ゼミの仲間のFくんが 、またまた、NHK白熱教室第4回-小笠原明大教授-のネタを持ってきた。
F君の説明によれば、教授の言い分はこう。
『日本の社長は、なぜライバル会社の社長にならないのか』
『アメリカでは、自動車メーカーのGMの社長がライバル外車の社長になってもおかしくない。
が、日本ではトヨタの社長が日産の社長にならない。』
『なんで?』
『結局、日本では、A社の経営知識は、A社以外の会社では使えないんだね』
あまり、実のない論争だけど。
あえて端的に言えば、あまりに短絡的な意見のような気がする。
その意見の問題点は2つ。
1.契約上の制約
現状の日本では、A社の社員は、ライバル同業他社の社員に就任できないことが少なくない。
大抵の会社は、一定期間、ライバル会社への転職を禁止する約款があるはず。
ましてや、会社の取締役は、株主総会が選解任権をもつ。
取締役が、いつでもライバル会社に転職できるとすると、元の会社の損害=株主の損害は測り知れない。
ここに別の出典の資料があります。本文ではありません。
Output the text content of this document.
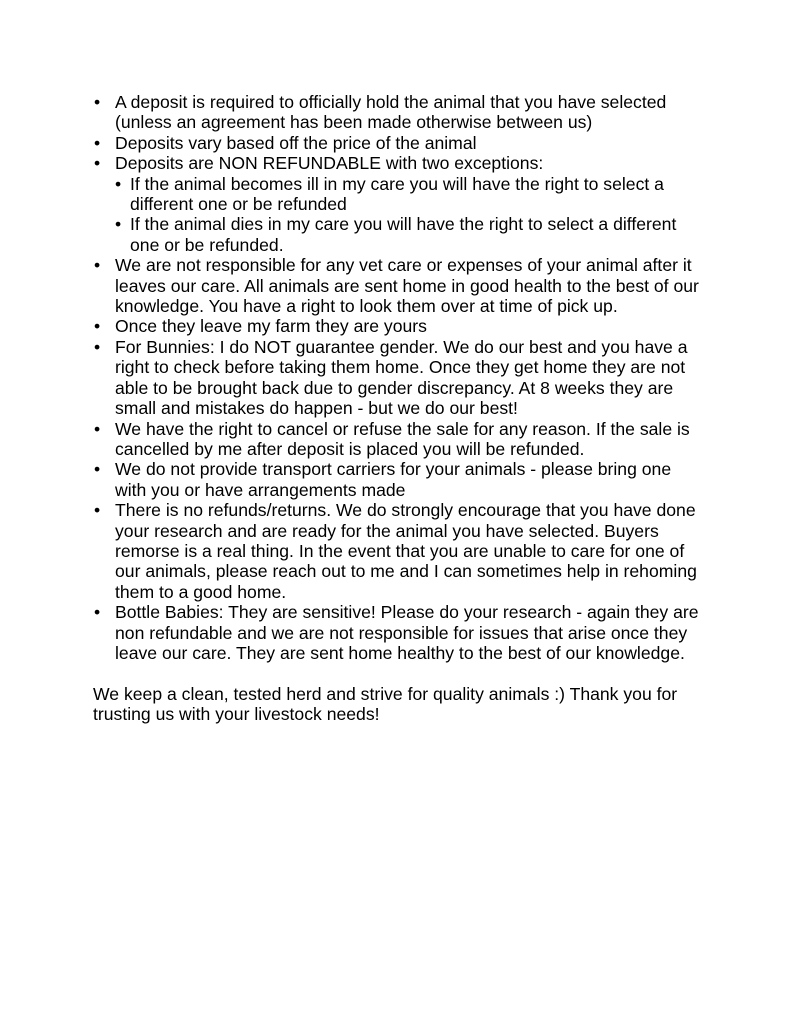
• A deposit is required to officially hold the animal that you have selected (unless an agreement has been made otherwise between us)
• Deposits vary based off the price of the animal
• Deposits are NON REFUNDABLE with two exceptions:
• If the animal becomes ill in my care you will have the right to select a different one or be refunded
• If the animal dies in my care you will have the right to select a different one or be refunded.
• We are not responsible for any vet care or expenses of your animal after it leaves our care. All animals are sent home in good health to the best of our knowledge. You have a right to look them over at time of pick up.
• Once they leave my farm they are yours
• For Bunnies: I do NOT guarantee gender. We do our best and you have a right to check before taking them home. Once they get home they are not able to be brought back due to gender discrepancy. At 8 weeks they are small and mistakes do happen - but we do our best!
• We have the right to cancel or refuse the sale for any reason. If the sale is cancelled by me after deposit is placed you will be refunded.
• We do not provide transport carriers for your animals - please bring one with you or have arrangements made
• There is no refunds/returns. We do strongly encourage that you have done your research and are ready for the animal you have selected. Buyers remorse is a real thing. In the event that you are unable to care for one of our animals, please reach out to me and I can sometimes help in rehoming them to a good home.
• Bottle Babies: They are sensitive! Please do your research - again they are non refundable and we are not responsible for issues that arise once they leave our care. They are sent home healthy to the best of our knowledge.

We keep a clean, tested herd and strive for quality animals :) Thank you for trusting us with your livestock needs!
そこで、取締役就任の際、ライバ会社への転職禁止約款を結んでいることが多い。
つまりは、商法上の禁止規定はないが、事実上できないことになっているというのが答え。
2.経営者としてのスキル
今時、A社には通用するが、B社には通用しない経営スキルなどは、論理的にありえない。
つまり、A社で経営を切り盛りできる経営者は、B社も切り盛りできるというのが通説的見解ともいえる。
以上のことから、この教授の見解は、不適切な見解といっていい気がするね。
不毛な論理展開はこのくらいでおしまいにしようね。と。